Upper tube 17/32  .531
lower tube  1/2     .500
Heritance® #6 nib/feed
upper body finished o.d  .620 (15.7mm)
lower body finished o/d  .580 (14.8mm)

Pen 4
Pen 4 uses the 10mm lower tube from pen 1  but has a Meister Nib #6 nib/feed assy.
upper tube can be either pen 2 or pen 3 sizes This nib housing is only 16mm long rather than 20mm,  .630/.788
This allows for a slender lower body with a larger upper cap. I have built an upper set that matched the Nouveau Scepter dimensions.

I am still working on designing parts for a 9/16 tube for the upper cap. 
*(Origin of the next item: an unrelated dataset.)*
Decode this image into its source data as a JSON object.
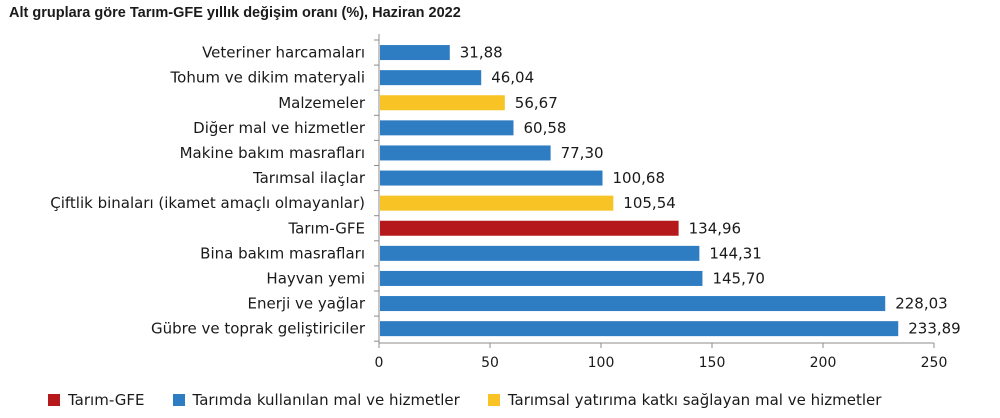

 All thoughts and comments are welcome.

MIke


----------



## jttheclockman (Dec 2, 2010)

Mike

Sounds like a nice project and wish you well with it. But I am from the school of I need pictures to help my feeble mind. Hopefully you have some prototypes made up so you can share some photos. thanks.


----------



## aggromere (Dec 2, 2010)

I think that is a very cool idea.


----------



## OKLAHOMAN (Dec 2, 2010)

Mike, count me standing in line, what a great one of a kind special order. Here I sit in my hotel room and wish I had a couple for this weekends show....


----------



## BRobbins629 (Dec 2, 2010)

Mike - good luck with this venture. I think its a great idea.  My only comment relates to the wall thickness of the K&S tubes.  If my measurements are correct, they are about 2x the thickness of most of the current kit tubes.  I would have loved to use them on a current project, but found them too thick for my purposes and wound up making my own from expensive ebonite.  I know there are some long thin wall slim line type tubes and maybe even some 10mm, but sure would be nice to have a source for the larger sizes for custom designs.  I rarely use tubes now, but I still have a few designs where they help.


----------



## PenMan1 (Dec 2, 2010)

I'm in, too, Mike.


----------



## johnm (Dec 2, 2010)

Me too mike


----------



## snyiper (Dec 2, 2010)

Very Clever idea I am very curious to see the end results. My hats off to you!


----------



## mredburn (Dec 2, 2010)

The K&S tubes are generally .014 thick. Thats .04 to .07 thicker than the tubes in most kits. (.007-.010) there is one or two that come in .010 thickness but they dont seem to be available on the open market more of a special order. I wanted to be able to use stuff that was easily accessable to the public. Iim finishing up the Master Finials for the molds and should have wax pieces to show this evening. The nib holders and nib couplers and center bands are made. I have also made a set for the standard Statesman pen kit. 

Mike


----------



## workinforwood (Dec 6, 2010)

Sounds interesting.  too bad there's no pics.  The #6 size Bach nibs sell really well..the number 5's are tougher to push.


----------



## mredburn (Dec 6, 2010)

I have some of the pieces cast I just need to finish them to show the different sizes. I have 5 pieces to make for each style/size of pen. Plus I working on making an alternative finial for the lower tube that would allow the pen to be built either postable or non posting. I will post pictures of what I have so far a little later tonight.


----------